Foi histórico por causa delas

O futebol feminino no Brasil carece de investimentos, apoio e estrutura. Não é de hoje. Marta, Cristiane e Formiga, para ficar em apenas três atletas, já reclamaram da disparidade.

Apenas cinco das 23 jogadoras atuam no futebol brasileiro. França e Estados Unidos abrigam todas suas atletas convocadas para o Mundial em ligas domésticas.

Em 2017, como mostrou a jornalista Gabriela Moreira, a Confederação Brasileira de Futebol extinguiu o Comitê de Futebol Feminino. A extinção aconteceu durante a gestão de Marco Polo Del Nero, que não deu explicações ou justificou a decisão.

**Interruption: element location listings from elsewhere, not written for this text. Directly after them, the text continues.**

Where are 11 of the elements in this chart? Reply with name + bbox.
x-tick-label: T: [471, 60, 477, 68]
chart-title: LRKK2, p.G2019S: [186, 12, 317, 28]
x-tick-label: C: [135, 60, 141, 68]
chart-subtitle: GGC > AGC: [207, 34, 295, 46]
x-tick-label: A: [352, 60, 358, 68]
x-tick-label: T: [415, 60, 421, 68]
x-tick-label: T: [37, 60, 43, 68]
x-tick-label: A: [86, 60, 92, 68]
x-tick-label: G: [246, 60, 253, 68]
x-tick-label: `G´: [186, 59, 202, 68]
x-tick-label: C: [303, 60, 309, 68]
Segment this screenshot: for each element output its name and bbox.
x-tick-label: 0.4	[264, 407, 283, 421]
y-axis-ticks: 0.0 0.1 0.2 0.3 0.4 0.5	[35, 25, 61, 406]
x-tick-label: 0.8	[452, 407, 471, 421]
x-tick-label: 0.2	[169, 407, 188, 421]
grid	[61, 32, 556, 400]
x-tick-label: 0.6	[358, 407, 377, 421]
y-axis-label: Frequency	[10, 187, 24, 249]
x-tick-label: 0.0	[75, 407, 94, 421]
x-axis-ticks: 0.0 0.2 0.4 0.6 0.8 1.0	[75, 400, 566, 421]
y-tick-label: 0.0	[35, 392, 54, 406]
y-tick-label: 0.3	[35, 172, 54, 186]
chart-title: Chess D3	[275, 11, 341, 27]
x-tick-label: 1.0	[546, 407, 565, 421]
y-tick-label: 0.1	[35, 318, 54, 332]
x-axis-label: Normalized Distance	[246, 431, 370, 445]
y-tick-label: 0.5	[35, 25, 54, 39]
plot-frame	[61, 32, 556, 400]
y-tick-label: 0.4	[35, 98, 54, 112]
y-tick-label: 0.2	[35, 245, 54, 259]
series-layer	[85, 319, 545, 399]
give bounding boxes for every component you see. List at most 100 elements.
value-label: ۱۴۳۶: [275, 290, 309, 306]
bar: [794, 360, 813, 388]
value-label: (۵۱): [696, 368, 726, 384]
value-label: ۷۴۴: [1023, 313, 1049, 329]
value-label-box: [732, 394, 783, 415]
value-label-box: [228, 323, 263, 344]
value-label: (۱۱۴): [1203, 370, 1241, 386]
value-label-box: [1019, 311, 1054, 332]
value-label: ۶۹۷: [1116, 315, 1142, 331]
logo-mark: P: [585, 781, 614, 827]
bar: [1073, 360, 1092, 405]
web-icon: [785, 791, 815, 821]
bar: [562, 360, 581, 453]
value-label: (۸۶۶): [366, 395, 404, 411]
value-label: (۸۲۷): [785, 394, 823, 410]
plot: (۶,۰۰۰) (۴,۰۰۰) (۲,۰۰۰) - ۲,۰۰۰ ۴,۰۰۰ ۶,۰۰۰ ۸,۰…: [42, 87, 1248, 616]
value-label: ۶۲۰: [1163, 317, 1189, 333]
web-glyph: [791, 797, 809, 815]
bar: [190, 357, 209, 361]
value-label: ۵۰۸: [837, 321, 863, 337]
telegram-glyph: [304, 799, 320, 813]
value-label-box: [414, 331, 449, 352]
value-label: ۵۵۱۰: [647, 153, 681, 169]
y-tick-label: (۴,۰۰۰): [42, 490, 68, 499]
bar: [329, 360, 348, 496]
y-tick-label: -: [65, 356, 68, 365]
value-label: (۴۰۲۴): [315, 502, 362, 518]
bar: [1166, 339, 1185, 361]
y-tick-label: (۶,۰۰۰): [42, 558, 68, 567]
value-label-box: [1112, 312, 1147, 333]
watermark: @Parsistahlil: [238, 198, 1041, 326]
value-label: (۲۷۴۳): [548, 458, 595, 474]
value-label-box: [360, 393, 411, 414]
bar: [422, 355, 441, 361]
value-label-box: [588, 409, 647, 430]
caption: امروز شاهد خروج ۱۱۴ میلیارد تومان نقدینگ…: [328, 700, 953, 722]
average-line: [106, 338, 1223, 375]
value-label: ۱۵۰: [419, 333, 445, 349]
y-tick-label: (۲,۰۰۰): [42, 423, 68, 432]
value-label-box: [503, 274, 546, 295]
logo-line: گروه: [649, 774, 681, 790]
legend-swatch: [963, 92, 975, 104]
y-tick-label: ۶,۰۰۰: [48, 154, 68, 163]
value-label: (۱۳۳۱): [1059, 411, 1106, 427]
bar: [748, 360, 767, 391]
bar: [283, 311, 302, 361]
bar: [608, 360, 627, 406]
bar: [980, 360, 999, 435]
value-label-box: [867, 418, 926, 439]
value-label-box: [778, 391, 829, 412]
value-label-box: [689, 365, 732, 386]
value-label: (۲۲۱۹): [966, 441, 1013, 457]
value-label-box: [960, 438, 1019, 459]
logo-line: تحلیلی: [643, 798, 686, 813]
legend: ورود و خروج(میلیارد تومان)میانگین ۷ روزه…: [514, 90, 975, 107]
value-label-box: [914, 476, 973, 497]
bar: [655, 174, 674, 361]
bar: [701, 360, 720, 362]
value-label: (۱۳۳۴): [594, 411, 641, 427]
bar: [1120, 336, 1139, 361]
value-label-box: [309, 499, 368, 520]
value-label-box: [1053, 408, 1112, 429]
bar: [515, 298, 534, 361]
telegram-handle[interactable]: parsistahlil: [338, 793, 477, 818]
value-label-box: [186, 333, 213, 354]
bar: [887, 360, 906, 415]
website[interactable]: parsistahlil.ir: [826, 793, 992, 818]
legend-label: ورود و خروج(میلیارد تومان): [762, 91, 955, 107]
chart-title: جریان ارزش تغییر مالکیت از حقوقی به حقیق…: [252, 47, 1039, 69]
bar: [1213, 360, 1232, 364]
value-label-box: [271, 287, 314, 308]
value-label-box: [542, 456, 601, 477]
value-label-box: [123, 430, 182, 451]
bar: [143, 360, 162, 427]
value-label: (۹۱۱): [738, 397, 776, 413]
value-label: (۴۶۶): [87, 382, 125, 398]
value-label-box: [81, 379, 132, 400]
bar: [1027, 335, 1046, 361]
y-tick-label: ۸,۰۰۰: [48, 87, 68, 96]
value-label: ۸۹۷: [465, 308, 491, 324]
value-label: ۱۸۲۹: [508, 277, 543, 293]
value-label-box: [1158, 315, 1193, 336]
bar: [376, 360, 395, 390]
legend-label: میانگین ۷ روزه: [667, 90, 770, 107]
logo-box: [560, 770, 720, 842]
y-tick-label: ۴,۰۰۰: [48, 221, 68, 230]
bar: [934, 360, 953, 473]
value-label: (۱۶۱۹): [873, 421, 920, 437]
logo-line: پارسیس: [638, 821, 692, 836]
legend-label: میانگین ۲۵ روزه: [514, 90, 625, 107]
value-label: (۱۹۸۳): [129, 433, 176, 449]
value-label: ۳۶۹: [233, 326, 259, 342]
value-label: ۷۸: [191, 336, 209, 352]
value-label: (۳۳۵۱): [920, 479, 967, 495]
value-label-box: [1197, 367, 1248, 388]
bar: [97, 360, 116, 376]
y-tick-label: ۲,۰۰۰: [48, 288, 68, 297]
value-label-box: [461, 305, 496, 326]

“Nós entregamos mais de 20 sugestões para a CBF. Ideias que podem melhorar a modalidade em todo o país, em relação ao seu desenvolvimento, ao seu fomento. Isso já está com eles desde outubro. A gente entende que as mudanças que eles farão para o ano que vem são muito simples que já deveriam ter acontecido há um certo tempo. Eram questões que bastava ter escutado quem já está falando isso há bastante tempo”, comentou Juliana Cabral, ex zagueira da seleção e uma das membras do grupo.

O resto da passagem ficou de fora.